Взяв мороженого, Андрей не спеша пошёл дальше.
– Дяденька, дай двадцать копеек! – задрав голову вверх, рядом с ним стоял какой-то маленький шкет. От горшка два вершка. Усмехнувшись, Андрей переложил мороженное из руки в руку, и полез в карман за деньгами. Вынув оттуда несколько смятых бумажек вперемешку с монетками, он бумажки положил обратно в карман, и сунул мальцу несколько монеток:
– На, держи, на мороженное!
И не спеша пошёл далее.
Тревожный червячок зашевелился только через некоторое время… спешно доев мороженное, Андрей сунул руку в карман и похолодел – бумажек в кармане не было! А была большая, сквозная дырка, сквозь которую провалились пальцы!
– Вот ведь зараза! – в сердцах плюнул Андрей, – развелось хулиганьё!
Денег, конечно, там было немного, так, на первое время… но и это первое время надо было как-то прожить! Пока ехал домой, строил планы на будущее: вот приеду, сразу пойду на завод, в отдел кадров, устроюсь на работу. Возьмут ли? Возьмут, куда денутся?! С таким-то «иконостасом» на груди! Фронтовик, орденоносец! Да и стаж, в конце концов, имеется, до войны-то пару лет он успел поработать! И разряд есть!
Да-а-а… А вот теперь… когда ещё первая зарплата будет… Ладно, хоть Колька обещал отдать долг. «Ну, ничего, как-нибудь проживём», подбадривал он себя.
С таким немного подпорченным настроением он всё ближе и ближе подходил к своему дому. Пересёк улицу Стачек, вот улица Новоовсянниковская, дворик… с замиранием сердца он подошёл к своему подъезду. Встал в нерешительности, огляделся. Слева какая-то седая тётка развешивала бельё на верёвке, протянутой через полдвора. Андрей в ней с трудом узнал Клавдию Ивановну, соседку этажом выше – так она постарела за годы войны.. Она оторвалась от своего дела и с любопытством посмотрела на стоявшего молодого офицера.
Приглядевшись, она всплеснула руками, и схватившись за сердце, растерянно выдохнула:
– Андрюшка… Чудилин… Родненький ты мой! Вернулся!
Она бросилась его целовать:
– Вернулся, живой! Как хорошо-то! Живёхонький! Вот радость-то!
– Да тёть Клава, да, ладно вам! – отбивался он её лобызаний Андрей, – ну живой, ну вернулся. Так что с того?
– Как что? Да у нас, почитай, из всех, кто жил, только четверть и осталась! И дядя Миша, и Дядя Ваня, и Любка с Ларисой, их бомбой убило, когда они за хлебом пошли, и Сергей Иваныч с десятой квартиры, и… твои… тоже…
Андрей кивнул:
– Я знаю, тётя Клава, мне об этом ещё дядя Ваня в сорок втором говорил, госпитале встретились случайно.

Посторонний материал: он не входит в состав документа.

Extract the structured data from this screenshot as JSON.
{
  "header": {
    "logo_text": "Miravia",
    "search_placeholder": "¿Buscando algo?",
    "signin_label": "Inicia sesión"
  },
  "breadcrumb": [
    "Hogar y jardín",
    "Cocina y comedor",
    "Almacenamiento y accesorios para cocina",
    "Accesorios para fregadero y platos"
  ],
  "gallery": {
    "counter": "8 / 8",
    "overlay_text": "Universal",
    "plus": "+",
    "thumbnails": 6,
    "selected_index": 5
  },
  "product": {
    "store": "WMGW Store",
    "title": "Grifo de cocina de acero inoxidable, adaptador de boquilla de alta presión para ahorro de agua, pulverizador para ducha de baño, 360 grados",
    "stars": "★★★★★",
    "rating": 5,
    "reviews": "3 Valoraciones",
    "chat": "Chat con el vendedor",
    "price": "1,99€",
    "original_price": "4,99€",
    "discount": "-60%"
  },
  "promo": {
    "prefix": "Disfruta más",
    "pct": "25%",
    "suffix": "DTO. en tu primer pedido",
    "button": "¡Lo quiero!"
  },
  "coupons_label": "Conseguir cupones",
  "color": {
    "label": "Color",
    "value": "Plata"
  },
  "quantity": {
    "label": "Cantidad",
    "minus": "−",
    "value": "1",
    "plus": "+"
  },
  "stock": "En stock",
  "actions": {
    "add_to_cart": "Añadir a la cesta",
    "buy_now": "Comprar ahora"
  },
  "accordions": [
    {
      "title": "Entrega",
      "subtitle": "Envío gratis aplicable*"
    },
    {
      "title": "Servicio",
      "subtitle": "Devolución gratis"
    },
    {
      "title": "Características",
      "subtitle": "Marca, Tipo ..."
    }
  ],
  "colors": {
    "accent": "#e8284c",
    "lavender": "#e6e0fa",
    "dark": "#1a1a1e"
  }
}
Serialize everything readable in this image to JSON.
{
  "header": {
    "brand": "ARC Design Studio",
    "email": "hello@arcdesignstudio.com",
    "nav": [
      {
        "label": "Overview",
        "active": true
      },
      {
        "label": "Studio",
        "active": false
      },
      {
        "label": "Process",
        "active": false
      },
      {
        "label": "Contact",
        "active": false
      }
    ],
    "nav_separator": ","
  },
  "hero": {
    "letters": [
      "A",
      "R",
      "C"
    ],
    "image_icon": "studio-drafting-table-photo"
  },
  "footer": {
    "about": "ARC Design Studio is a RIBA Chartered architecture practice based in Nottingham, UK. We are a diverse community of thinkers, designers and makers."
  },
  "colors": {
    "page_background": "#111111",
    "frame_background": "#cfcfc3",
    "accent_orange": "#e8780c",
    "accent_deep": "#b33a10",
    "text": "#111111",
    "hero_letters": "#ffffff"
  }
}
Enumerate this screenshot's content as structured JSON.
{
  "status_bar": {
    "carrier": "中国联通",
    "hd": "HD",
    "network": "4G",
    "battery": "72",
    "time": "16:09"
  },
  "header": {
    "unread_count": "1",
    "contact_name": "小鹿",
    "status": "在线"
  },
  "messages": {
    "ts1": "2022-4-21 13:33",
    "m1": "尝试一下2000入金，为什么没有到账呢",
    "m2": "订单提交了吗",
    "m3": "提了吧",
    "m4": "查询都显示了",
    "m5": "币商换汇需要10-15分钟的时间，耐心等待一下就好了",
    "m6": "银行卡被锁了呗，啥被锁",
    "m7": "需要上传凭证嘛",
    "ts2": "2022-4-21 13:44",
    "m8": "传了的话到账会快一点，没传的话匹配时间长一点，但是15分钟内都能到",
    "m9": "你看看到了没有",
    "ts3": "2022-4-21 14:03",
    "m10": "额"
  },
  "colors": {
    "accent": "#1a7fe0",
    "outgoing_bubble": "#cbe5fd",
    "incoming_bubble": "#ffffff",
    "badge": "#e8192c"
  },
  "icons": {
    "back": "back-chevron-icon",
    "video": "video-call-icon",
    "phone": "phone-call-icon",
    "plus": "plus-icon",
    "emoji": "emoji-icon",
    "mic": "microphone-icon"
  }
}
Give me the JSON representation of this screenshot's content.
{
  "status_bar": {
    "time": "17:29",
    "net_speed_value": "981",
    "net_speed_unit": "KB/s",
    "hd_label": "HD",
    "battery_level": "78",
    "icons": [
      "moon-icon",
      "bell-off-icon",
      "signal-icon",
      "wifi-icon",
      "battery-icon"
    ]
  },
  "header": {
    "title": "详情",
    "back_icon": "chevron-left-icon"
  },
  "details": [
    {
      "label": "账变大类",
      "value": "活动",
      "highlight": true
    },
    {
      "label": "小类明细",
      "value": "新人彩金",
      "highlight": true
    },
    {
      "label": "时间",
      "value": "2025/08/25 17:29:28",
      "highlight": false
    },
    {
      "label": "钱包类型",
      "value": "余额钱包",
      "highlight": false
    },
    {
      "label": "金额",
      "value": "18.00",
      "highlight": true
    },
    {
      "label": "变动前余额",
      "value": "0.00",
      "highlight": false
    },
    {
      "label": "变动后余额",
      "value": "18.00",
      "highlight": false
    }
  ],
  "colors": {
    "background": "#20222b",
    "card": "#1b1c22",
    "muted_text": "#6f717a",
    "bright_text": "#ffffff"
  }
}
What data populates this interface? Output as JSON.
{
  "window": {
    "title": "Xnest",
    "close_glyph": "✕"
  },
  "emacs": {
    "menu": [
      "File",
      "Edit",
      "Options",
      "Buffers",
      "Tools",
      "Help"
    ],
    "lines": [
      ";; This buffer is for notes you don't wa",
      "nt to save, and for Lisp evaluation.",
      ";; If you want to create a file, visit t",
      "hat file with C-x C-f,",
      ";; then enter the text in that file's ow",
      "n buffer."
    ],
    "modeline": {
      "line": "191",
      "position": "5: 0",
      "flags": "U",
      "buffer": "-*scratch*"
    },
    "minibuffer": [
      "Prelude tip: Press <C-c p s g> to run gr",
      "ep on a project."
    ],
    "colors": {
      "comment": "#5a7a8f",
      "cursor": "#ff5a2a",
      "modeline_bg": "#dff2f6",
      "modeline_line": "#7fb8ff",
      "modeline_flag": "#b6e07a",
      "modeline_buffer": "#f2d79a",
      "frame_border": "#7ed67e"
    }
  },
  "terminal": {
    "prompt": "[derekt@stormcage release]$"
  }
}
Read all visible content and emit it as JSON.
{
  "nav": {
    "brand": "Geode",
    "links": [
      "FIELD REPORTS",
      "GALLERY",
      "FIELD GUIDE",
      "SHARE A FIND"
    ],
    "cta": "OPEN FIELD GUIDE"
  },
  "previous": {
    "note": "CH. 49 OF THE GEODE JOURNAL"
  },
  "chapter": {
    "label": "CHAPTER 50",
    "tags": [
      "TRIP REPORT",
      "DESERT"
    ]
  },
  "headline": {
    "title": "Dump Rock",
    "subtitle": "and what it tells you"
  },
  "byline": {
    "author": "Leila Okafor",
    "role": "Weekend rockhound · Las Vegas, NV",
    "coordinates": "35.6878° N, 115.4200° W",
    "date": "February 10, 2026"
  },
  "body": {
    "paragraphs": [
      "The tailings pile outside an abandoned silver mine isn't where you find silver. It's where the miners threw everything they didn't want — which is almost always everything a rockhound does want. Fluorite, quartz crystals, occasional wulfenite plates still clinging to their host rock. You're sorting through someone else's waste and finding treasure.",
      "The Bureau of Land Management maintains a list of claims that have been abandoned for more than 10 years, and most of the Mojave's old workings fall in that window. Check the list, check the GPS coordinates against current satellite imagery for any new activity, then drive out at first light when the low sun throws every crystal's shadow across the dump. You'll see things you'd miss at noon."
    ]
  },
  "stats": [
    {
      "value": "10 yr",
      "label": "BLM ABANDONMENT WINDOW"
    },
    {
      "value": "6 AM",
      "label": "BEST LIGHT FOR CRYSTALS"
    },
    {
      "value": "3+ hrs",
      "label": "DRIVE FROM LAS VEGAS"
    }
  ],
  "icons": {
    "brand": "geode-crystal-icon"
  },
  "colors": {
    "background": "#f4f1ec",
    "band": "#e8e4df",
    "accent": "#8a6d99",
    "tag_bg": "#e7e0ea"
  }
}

– Ох, дядя Ваня! В сорок втором же и погиб он! В декабре похоронка пришла. А ты, Андрюшенька, как, насовсем? Или на побывку?
– Насовсем, насовсем, тёть Клава! Всё, демобилизовался!
– Ну, пойдём, родной, пойдём, расскажешь, что да как. Я тебя чаем напою!
Андрей помотал головой:
– Нет, тёть Клав, я… потом, всё потом. Хочу домой. Четыре года не был. Ключик у вас?
– У меня, у меня, дорогой, у меня!
Тут она запнулась, и всплеснула руками:
– Матерь божия! Совсем забыла, старая дура! У тебя ж гостья!
Тяжкой наковальней ухнуло сердце…
– К..к..какая гостья?
– А вот такая! – затараторила соседка, – вся из себя, симпатичная такая, всё при ней, – она руками показала параметры фигуры, – в теле девка!
Андрей в сопровождении соседки на ватных ногах поднимался по лестнице, и терялся в догадках: кто это? Приехала двоюродная сестра из Самары? Так она тощая, как вобла, а тут «в теле девка»… Шурка? Да нет… она не может знать, что я приехал… Кто?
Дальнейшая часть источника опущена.